Sara la sortit de l'eau et l'assit devant le feu pour la sécher. Puis elle reprit de l'eau pour lui laver la tête. Catherine se laissait faire comme un petit enfant.

C'était délicieux de s'abandonner aux mains habiles de Sara, comme autrefois, quand elle n'était qu'une gamine poussée trop vite. La crasse et la fatigue s'en allaient en même temps. La jeune femme se sentait renaître.
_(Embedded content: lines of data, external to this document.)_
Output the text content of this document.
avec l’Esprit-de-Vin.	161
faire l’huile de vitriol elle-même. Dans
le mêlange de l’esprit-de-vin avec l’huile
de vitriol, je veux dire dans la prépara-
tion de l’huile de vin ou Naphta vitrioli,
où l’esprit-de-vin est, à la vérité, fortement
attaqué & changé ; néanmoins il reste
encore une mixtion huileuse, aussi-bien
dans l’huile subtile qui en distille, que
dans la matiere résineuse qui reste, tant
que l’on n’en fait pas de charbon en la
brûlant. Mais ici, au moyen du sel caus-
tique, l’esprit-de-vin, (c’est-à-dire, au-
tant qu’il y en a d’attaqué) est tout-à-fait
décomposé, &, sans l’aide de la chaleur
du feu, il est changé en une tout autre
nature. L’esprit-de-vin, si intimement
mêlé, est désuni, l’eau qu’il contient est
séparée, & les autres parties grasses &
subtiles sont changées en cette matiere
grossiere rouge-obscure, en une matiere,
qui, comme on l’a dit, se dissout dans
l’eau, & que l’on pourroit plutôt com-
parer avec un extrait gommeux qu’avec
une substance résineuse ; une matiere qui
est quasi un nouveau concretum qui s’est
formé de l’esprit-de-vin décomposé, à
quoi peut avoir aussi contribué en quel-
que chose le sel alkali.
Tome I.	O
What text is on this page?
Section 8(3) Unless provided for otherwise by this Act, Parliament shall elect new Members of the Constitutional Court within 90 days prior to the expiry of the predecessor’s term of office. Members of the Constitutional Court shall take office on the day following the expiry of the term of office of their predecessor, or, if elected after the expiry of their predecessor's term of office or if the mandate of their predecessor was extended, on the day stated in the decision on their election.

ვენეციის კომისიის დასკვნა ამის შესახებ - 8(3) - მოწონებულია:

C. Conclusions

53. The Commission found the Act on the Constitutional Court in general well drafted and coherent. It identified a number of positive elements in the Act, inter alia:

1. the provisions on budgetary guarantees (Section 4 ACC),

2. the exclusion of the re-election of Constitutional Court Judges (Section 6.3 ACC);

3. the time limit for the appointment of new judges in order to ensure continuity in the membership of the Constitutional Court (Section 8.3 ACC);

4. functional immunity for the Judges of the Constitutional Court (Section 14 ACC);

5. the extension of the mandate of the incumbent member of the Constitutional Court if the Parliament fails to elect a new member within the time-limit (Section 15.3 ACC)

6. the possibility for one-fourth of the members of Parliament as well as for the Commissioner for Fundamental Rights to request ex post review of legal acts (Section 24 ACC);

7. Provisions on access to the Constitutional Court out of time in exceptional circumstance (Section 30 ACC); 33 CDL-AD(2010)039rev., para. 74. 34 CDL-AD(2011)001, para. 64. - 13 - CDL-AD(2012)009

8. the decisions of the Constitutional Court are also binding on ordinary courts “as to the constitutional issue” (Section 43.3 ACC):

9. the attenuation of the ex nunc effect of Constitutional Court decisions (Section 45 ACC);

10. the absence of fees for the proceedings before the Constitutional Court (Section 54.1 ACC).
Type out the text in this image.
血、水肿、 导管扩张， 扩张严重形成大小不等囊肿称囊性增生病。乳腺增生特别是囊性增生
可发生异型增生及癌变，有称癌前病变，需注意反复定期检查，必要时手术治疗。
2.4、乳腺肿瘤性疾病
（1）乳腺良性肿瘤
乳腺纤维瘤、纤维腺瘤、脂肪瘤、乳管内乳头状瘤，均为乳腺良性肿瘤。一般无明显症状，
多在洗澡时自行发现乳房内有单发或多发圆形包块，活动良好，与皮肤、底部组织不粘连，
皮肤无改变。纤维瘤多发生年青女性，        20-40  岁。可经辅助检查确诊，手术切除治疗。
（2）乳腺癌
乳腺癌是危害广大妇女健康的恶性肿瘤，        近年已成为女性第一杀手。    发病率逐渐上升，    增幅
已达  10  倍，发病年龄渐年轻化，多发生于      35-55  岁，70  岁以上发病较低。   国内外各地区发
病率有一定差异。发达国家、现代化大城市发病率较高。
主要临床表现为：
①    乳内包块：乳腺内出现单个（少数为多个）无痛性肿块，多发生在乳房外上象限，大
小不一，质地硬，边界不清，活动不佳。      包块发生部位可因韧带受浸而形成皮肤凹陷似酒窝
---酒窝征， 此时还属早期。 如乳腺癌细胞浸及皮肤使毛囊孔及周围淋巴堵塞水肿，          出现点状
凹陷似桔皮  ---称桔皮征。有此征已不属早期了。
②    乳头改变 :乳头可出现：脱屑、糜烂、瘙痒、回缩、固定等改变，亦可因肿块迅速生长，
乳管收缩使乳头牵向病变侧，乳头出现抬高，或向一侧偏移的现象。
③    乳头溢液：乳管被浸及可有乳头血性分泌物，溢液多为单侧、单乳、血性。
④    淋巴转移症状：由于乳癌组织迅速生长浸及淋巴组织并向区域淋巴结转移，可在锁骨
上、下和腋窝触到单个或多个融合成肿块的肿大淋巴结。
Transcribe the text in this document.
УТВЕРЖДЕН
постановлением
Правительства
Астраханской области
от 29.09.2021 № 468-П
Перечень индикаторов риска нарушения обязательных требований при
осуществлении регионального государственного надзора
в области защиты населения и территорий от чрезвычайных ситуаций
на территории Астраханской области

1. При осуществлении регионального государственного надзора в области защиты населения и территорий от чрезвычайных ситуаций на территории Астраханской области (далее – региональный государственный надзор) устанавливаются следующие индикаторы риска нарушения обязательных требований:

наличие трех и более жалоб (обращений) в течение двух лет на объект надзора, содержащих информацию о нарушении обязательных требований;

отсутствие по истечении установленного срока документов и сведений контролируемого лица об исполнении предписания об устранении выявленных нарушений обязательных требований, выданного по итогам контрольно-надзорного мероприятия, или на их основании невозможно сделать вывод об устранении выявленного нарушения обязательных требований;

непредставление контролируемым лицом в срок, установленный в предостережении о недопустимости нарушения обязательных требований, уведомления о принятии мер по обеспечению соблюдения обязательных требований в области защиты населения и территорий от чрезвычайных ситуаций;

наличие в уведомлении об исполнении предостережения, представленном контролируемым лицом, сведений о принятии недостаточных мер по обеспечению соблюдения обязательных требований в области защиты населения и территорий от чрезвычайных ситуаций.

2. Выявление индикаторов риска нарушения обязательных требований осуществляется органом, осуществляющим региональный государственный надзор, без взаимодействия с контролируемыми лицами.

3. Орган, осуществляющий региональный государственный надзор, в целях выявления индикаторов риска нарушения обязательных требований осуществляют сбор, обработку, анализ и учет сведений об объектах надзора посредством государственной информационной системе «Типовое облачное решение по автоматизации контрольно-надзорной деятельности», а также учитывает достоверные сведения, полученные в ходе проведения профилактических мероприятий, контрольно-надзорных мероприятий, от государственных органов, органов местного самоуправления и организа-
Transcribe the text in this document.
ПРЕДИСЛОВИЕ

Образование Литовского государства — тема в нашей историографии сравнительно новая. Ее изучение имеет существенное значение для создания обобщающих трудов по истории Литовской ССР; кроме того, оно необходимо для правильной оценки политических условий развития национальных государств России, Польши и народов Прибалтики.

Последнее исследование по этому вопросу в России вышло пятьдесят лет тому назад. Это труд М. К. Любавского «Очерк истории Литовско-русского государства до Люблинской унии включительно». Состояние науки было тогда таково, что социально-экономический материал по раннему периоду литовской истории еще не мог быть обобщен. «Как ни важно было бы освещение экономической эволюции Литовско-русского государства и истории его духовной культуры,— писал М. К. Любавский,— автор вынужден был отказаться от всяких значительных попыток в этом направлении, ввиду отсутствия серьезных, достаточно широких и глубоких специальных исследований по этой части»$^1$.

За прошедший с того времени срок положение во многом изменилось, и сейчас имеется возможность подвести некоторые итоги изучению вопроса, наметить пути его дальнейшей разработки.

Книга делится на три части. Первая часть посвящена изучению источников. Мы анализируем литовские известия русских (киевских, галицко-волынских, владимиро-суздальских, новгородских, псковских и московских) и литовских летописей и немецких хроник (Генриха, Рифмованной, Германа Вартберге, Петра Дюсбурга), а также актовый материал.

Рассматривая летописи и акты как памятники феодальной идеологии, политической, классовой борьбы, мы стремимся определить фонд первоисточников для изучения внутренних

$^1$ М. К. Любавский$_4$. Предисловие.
Lorsque Pâquerette rentra, un peu plus tard, elle resta un instant au seuil de la porte, un fagot dans les bras, figée de surprise par le spectacle qu'elle découvrait. Assise sur un escabeau auprès du feu qui rosissait sa peau, enveloppée d'une pièce d'étoffe qui laissait à nu ses jambes fines et ses belles épaules, Catherine, les yeux mi-clos, avait l'air de sommeiller. Debout derrière elle, Sara peignait et repeignait une masse d'or encore humide qui était sa chevelure, la plus belle, la plus longue que la jeune fille ait jamais vue. Était-ce vraiment la triste épave de la nuit précédente, cette chose grise et maculée de sang qui s'était transformée soudain en une ravissante créature.

– Soyez gentille de fermer la porte, fit Sara en se détournant à demi, il fait si froid...

Machinalement, Pâquerette claqua le battant. Mais ses étranges yeux bicolores s'étaient curieusement rétrécis et Sara surprit le regard dont elle enveloppait Catherine. La beauté soudain découverte de la fugitive avait frappé Pâquerette comme un soufflet et Sara sentit comme si elle l'eût touchée du bout du doigt l'envie se glisser dans l'âme de la sorcière ; elle se promit de ne pas trop lui faire confiance et de la surveiller sans en avoir l'air.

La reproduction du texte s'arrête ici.